This past week there has been much debate about the lack of funding for the Rail option to Boulder County promised in the Fastracks project. Prices have more that doubled!! See this article about the recent meeting: http://www.denverpost.com/news/ci_20024328. As a long time advocate of rail, TOD, transit, I am in some ways disappointed but truth be told I have always had some ambivalence about the rail option to Boulder. As an 8-year commuter to Denver on the BX express bus it is hard to make the case for a billion dollar investment to basically meet that level of service. The media says that the travel time may decrease from 45 to 41 minutes after rail!! Typically bus does not get the level of associated development that you get from rail: fixed tracks spur development whether for high speed, commuter, light rail or street car. Portland is held up as the TOD holy grail in this regards especially after the redevelopment spurred in the Pearl District thanks to the introduction of a streetcar.
This is however a beautiful case of one size does not fit all. As a commuter option, the Bus Rapid Transit (BRT) is incredibly efficient and "right-sized" for the situation. The amount of infrastructure investment including bridges, HOV, lanes etc makes it a fast and easy way to get along the US 36 corridor. A fledgeling TOD has even evolved at the Broomfield Events Center although it suffers form the TOD's on the Southeast Corridor Light Rail: only half a TOD can be built thanks to the adjacent highway. I may take the Bus to Radiohead in a few weeks!!
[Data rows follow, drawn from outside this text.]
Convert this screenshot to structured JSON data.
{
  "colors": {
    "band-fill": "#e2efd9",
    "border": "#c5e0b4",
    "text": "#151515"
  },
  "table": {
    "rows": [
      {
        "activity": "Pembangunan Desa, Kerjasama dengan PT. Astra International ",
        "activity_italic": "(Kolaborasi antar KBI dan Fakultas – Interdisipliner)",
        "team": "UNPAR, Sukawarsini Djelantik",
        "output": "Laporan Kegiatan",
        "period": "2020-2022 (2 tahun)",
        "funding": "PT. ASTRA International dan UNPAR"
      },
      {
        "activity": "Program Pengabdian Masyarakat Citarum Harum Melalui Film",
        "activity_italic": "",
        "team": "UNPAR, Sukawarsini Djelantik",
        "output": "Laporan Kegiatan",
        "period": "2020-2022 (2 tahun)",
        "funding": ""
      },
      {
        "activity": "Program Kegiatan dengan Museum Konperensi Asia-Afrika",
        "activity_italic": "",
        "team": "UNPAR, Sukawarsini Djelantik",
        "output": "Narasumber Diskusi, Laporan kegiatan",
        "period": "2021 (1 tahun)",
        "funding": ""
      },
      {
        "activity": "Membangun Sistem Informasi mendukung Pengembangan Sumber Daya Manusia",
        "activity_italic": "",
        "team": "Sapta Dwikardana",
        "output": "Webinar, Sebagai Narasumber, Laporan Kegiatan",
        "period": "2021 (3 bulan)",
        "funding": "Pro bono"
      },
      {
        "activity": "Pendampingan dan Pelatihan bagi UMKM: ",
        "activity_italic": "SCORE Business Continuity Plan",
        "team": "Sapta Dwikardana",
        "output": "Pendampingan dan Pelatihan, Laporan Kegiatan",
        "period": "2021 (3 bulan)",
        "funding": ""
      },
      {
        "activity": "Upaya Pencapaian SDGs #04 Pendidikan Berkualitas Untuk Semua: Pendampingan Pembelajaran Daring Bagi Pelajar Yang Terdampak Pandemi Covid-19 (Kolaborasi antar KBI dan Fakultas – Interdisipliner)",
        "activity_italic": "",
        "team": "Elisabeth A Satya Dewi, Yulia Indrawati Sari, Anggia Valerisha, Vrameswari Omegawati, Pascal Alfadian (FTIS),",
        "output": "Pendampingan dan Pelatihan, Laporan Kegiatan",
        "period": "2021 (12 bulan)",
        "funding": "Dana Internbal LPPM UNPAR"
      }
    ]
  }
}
Which leads to places ... the nice thing about rail is that when it is situated in the heart of a community it can be a catalyst for dynamic places. There was some real opportunity in Louisville and Boulder to make that happen. For this to be most effective though, it should really be a NODE. The Transit Center is really at an edge so one wonders how much it can really be a catalyst for East Boulder. Even with the adjacent parcels developing, the rail line itself forms a barrier to a robust sense of community there. Without the rail, should the Transit Center really be in that location from an urban design perspective?? Table Mesa PNR should really be a TOD but suffers from the same problem.
The challenge then is to leverage BRT investments to link Boulder County and use it make real places. Perhaps they are place holders for next gen streetcars on major transit corridors that link dynamic centers, and start to really tie the region together. One can only hope!